Steve Soboroff, the commission chairman who invited Boyle to speak, told me he did so for a specific purpose. Crime rates are down, and Soboroff considers gang intervention a key part of the reason. Earl Paysinger, an LAPD assistant chief, said he shudders to think what shape the city would be in without Homeboy.

"I'm heartened that in 2012, gang-related crime has been reduced by 18% and gang-related homicide by nearly 10%," Boyle told the commission. "And I think Homeboy has had an impact on that."

But Boyle didn't hide his frustration, arguing that Homeboy's services save the public millions of dollars in reduced violence and incarceration.

"We shouldn't be struggling this much.
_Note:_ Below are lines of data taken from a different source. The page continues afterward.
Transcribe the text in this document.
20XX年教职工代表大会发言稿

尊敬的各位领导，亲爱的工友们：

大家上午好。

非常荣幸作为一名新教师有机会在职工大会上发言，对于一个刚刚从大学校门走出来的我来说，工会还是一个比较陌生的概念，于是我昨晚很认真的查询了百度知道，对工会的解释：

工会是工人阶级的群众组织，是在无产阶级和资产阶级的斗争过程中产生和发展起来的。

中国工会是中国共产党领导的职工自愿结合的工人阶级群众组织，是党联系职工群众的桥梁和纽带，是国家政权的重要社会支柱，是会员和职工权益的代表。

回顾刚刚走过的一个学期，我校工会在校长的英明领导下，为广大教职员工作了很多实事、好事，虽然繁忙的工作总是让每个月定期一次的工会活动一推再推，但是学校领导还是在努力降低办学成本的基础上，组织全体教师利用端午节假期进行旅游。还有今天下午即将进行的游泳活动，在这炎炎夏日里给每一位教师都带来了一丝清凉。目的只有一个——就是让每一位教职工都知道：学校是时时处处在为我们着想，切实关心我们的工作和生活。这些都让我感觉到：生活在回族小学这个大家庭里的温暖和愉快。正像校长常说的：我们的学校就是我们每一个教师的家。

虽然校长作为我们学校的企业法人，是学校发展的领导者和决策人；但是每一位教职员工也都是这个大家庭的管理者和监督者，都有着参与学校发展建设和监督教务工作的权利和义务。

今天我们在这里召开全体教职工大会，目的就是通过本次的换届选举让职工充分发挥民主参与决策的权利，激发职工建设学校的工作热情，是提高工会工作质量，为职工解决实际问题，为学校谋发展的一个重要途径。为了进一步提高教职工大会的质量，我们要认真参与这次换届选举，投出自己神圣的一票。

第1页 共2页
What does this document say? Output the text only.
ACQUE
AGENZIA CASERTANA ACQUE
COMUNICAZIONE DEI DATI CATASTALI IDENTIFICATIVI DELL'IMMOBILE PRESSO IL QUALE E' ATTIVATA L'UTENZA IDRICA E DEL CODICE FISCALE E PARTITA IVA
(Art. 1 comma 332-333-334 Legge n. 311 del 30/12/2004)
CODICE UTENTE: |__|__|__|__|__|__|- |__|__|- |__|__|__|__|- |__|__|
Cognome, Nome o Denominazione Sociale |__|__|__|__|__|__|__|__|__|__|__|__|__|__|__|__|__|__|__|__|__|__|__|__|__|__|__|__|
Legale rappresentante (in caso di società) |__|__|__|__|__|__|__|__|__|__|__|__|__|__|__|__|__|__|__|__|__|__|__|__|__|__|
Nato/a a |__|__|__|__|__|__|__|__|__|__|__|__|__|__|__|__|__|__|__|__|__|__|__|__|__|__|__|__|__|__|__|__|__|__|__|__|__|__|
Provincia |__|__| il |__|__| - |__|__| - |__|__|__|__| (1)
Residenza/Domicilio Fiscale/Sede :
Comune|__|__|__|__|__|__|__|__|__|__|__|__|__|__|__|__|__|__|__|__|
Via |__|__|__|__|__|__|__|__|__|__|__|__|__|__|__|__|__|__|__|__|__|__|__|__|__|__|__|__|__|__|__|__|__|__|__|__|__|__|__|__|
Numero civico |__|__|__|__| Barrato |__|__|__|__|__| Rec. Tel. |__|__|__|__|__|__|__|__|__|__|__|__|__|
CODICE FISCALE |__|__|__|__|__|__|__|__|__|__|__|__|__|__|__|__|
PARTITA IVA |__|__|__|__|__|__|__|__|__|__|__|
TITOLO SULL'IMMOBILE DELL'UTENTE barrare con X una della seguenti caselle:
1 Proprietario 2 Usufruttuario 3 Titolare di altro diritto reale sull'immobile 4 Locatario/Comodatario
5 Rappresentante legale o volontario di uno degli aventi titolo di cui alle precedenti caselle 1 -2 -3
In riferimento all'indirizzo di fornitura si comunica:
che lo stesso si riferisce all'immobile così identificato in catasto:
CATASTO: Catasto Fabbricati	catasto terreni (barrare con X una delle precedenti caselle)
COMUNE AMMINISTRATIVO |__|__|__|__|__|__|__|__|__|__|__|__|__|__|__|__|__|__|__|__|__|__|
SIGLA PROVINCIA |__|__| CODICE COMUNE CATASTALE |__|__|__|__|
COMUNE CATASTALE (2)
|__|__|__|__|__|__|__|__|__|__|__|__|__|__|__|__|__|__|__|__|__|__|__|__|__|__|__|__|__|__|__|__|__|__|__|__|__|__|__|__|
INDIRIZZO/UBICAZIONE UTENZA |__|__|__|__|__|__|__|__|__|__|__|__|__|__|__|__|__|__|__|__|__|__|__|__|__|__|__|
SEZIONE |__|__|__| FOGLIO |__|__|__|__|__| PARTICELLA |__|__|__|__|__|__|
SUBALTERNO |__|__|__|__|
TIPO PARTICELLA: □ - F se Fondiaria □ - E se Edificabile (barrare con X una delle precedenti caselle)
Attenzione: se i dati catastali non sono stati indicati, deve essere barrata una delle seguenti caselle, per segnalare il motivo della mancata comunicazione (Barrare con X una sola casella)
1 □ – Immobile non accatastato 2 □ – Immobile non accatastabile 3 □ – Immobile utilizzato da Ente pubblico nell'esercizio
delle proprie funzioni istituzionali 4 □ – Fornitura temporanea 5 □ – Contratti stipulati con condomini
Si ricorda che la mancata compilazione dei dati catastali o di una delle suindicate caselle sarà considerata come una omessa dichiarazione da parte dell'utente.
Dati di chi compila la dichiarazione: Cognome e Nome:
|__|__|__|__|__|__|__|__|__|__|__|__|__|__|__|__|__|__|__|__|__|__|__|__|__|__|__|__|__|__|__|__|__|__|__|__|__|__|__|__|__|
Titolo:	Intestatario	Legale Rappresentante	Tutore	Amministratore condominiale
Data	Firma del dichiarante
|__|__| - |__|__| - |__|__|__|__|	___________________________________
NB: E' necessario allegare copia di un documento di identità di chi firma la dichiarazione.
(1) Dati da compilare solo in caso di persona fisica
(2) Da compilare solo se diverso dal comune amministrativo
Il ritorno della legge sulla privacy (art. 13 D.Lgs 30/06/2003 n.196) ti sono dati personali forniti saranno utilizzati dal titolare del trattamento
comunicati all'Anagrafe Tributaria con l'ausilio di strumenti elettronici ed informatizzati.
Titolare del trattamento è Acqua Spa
God love the Museum of Contemporary Art, which can raise $100 million in 10 months to endow itself," he said. "They were so successful they moved the goal posts to $150 million, and we're just trying to keep our heads above water."

Warhols and puppies, Boyle shrugged. "Go figure."

I had reached out to Boyle because I'd heard that both he and Homeboy were having health problems. It turns out that Boyle is OK after the latest round of treatment for his chronic leukemia, and he told me he's not even thinking about slowing down.

"Jesuits retire in the graveyard," he said.

But yes, he conceded, Homeboy could use some vitamins.